Francis Scott Key was inspired to write “The Star-Spangled Banner” during the War of 1812. He wrote the famous poem after witnessing the Battle of Fort McHenry, during which British warships launched more than 1,500 cannonballs at the fort in an attempt to overtake it. Despite their efforts, Fort McHenry remained intact—and, though tattered, the flag flew overhead after the battle.
You can learn all about the poem—and the flag that inspired it—in a free ebook from Patriot Wood.
George Armistead, Fort McHenry’s commander, wanted a flag “so large that the British would have no difficulty seeing it from a distance.” This flag became known as the Great Garrison Flag. Measuring 30 x 42 feet, it was the largest battle flag ever flown at the time. Soldiers within Fort McHenry raised this oversized flag as part of their morning reveille on September 12, 1814.

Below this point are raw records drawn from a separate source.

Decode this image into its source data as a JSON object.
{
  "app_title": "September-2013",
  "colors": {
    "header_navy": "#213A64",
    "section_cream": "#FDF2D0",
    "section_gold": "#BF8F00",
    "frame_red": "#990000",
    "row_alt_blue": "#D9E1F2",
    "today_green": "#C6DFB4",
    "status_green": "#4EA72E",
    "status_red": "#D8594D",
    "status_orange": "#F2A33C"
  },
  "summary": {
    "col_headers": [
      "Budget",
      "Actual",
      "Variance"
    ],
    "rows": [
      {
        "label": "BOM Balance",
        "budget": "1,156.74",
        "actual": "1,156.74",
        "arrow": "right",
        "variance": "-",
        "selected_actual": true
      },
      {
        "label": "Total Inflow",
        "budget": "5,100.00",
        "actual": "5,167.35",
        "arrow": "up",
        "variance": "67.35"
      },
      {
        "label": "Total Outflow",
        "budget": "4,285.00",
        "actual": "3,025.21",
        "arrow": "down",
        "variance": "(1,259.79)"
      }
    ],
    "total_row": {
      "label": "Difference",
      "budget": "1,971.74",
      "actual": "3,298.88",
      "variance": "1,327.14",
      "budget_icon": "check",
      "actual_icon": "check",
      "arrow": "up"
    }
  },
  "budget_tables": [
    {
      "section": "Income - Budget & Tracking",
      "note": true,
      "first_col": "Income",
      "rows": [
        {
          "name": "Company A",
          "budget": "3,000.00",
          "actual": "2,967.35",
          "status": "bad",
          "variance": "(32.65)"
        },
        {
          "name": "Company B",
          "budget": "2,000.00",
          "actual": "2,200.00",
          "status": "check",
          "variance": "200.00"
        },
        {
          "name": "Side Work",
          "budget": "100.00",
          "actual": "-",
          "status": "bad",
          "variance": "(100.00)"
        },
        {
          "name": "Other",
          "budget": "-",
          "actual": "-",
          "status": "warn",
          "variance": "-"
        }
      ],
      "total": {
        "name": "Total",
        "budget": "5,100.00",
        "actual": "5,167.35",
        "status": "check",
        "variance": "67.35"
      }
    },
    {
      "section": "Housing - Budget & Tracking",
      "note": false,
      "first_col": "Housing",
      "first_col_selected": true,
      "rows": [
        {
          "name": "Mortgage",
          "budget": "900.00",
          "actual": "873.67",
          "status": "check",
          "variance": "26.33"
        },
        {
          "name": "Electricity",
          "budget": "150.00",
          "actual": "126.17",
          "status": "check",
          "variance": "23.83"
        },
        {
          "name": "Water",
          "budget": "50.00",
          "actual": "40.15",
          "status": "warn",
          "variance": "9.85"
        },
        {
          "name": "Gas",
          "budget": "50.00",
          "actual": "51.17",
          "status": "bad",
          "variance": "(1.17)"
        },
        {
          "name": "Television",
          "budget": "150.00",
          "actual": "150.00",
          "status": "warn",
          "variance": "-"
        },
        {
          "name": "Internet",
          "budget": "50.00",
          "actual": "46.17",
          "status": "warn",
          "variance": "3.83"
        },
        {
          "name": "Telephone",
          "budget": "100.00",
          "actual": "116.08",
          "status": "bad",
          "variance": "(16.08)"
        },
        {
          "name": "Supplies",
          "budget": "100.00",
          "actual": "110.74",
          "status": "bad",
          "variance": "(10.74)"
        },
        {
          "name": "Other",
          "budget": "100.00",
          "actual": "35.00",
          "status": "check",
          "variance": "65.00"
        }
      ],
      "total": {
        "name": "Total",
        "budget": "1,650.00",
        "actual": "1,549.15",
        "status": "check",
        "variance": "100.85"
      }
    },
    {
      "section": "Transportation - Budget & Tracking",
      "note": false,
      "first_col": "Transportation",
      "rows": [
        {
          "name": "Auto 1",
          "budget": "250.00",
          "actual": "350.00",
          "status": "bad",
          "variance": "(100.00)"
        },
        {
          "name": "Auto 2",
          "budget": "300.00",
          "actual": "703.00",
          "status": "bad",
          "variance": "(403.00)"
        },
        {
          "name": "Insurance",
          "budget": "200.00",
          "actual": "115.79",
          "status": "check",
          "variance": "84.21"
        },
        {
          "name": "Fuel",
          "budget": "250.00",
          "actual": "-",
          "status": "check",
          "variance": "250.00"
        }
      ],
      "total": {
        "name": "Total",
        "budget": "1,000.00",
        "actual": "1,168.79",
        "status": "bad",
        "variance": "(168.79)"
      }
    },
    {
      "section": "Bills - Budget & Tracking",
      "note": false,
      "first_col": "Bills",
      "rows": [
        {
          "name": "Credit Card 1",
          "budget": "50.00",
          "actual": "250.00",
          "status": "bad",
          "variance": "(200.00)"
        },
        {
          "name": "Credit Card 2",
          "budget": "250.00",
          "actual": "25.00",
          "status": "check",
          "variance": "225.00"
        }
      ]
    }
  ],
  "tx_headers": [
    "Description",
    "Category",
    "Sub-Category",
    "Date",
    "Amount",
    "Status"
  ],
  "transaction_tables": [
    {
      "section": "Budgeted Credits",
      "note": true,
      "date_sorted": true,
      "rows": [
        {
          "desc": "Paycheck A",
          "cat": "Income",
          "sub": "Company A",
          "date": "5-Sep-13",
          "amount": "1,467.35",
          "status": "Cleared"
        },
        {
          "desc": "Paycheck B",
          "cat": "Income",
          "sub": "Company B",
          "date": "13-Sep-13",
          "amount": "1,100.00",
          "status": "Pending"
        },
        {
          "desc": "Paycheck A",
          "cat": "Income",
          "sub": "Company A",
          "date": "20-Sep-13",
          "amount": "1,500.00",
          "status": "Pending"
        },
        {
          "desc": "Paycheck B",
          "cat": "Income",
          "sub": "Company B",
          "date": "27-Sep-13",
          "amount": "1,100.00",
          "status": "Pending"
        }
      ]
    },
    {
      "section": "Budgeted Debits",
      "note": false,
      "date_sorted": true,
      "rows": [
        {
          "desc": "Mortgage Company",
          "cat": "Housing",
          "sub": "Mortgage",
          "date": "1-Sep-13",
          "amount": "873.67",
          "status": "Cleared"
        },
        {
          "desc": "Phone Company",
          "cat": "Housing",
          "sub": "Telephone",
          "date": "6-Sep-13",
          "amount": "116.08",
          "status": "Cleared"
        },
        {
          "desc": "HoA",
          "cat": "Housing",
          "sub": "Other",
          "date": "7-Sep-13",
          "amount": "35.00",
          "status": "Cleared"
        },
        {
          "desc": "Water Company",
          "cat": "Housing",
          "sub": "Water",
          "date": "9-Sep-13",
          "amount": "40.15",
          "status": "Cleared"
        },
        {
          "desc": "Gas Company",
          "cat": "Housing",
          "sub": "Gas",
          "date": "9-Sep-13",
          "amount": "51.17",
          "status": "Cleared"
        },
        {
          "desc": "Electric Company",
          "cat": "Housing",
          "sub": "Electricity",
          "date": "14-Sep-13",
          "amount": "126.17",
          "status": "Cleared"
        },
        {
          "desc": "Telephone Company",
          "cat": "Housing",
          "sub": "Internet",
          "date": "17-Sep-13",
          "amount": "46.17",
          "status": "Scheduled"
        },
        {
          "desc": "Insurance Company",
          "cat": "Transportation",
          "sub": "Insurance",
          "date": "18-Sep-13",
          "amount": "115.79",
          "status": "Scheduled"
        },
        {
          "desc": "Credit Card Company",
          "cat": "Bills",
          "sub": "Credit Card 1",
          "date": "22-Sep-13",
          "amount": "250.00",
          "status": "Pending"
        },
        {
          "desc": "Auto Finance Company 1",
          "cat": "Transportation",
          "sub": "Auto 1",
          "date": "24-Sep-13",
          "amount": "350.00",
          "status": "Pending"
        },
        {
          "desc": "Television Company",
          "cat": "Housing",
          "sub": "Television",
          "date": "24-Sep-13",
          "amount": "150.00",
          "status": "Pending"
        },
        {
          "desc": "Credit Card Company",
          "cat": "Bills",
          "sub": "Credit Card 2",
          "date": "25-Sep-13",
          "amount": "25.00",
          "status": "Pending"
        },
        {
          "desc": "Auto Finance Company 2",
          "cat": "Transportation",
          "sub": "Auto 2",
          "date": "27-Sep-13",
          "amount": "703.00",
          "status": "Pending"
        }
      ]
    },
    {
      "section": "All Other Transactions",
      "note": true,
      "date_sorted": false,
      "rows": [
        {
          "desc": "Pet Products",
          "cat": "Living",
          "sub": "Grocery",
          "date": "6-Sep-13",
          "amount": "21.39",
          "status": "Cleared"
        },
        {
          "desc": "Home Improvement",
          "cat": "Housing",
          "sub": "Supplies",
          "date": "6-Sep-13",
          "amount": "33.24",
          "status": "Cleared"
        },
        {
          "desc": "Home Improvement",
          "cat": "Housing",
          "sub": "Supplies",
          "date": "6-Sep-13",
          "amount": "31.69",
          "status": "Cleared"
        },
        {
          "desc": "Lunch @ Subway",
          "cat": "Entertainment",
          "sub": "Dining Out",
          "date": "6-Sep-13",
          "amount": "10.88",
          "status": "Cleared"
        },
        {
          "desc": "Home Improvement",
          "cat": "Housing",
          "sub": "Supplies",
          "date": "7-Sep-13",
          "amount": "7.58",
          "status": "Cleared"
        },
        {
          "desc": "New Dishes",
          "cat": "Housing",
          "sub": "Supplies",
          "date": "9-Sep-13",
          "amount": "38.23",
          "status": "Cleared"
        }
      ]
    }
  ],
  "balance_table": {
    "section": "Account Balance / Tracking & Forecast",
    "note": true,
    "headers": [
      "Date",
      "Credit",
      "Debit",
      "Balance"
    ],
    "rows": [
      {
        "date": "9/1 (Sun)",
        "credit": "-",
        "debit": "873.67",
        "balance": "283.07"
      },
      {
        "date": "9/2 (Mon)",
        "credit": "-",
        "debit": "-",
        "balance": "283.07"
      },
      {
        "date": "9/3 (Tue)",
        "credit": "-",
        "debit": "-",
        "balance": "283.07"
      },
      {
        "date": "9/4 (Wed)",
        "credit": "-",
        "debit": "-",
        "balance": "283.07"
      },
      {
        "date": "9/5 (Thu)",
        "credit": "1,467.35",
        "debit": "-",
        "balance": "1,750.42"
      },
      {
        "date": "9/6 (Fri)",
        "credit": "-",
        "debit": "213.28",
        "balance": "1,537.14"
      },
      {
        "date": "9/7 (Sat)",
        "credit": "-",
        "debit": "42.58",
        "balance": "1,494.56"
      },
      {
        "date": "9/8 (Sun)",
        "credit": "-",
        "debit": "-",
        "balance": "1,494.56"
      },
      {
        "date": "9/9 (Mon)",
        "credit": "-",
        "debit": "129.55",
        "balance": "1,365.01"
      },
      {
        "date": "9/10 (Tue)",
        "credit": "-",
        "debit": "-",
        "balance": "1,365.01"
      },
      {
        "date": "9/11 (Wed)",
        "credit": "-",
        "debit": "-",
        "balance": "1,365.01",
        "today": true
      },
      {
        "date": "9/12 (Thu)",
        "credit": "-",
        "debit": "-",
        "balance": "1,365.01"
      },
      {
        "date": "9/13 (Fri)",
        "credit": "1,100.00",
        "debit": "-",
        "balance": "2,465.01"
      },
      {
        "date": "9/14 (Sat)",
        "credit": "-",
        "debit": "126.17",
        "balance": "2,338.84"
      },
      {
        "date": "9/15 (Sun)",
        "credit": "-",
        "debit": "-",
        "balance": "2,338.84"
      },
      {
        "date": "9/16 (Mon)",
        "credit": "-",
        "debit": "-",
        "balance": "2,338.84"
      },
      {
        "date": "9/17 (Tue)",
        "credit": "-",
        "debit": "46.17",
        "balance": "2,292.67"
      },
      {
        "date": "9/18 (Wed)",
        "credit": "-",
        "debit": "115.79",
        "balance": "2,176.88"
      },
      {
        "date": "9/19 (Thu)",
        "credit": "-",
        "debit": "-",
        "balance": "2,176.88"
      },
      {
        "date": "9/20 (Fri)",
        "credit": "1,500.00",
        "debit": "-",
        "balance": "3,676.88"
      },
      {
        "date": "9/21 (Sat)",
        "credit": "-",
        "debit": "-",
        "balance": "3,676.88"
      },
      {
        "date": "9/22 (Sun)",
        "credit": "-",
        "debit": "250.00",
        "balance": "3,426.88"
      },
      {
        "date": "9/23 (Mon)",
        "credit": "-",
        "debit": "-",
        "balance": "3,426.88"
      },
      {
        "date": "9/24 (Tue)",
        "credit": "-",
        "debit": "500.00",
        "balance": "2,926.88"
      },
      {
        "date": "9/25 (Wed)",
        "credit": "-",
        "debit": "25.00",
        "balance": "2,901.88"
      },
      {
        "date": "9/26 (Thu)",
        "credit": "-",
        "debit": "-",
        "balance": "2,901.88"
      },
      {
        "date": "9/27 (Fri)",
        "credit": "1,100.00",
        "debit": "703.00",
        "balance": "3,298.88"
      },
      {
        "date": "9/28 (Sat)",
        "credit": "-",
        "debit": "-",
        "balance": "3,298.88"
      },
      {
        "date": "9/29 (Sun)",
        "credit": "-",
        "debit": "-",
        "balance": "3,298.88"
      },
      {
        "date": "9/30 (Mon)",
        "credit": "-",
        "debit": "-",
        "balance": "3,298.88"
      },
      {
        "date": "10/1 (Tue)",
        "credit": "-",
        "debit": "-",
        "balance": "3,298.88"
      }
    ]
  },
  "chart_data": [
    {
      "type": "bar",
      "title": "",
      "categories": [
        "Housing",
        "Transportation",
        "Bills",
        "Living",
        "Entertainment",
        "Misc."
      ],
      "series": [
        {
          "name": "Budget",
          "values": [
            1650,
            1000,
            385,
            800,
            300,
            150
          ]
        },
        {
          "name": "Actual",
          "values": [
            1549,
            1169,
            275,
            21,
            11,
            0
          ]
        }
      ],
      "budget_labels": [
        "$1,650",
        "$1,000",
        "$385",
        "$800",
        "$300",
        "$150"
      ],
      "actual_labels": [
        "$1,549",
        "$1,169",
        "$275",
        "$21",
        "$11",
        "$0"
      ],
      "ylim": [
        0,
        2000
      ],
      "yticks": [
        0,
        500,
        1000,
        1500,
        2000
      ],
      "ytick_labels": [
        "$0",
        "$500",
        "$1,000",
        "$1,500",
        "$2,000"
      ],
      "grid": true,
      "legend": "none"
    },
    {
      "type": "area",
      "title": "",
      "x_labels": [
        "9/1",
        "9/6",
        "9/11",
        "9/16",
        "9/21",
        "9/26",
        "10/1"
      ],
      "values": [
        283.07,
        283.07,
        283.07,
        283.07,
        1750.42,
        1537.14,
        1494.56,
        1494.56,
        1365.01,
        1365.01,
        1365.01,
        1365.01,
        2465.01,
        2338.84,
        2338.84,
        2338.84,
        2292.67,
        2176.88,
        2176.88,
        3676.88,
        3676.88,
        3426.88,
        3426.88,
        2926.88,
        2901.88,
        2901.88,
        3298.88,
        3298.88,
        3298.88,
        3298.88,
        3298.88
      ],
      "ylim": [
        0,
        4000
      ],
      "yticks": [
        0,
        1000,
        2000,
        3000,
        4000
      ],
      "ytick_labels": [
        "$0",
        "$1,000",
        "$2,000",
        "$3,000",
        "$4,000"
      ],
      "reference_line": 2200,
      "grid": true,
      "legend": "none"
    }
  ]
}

Later that day, British forces attacked Baltimore. They turned their focus to Fort McHenry on September 13, when roughly 19 British warships began bombarding the fort in an attempt to penetrate the harbor. The steady barrage of cannonballs continued for 25 hours before it became clear that the harbor and fort would remain in American hands.
At dawn on September 14, the bombardment stopped. The flag was still flying above Fort McHenry: though battered, it was a brilliant symbol of the American’s defense.
Francis Scott Key witnessed the Battle of Fort McHenry from a British truce ship about four miles away. It inspired his poem, “Defense of Fort McHenry”—an early version of the song we now know as “The Star-Spangled Banner.”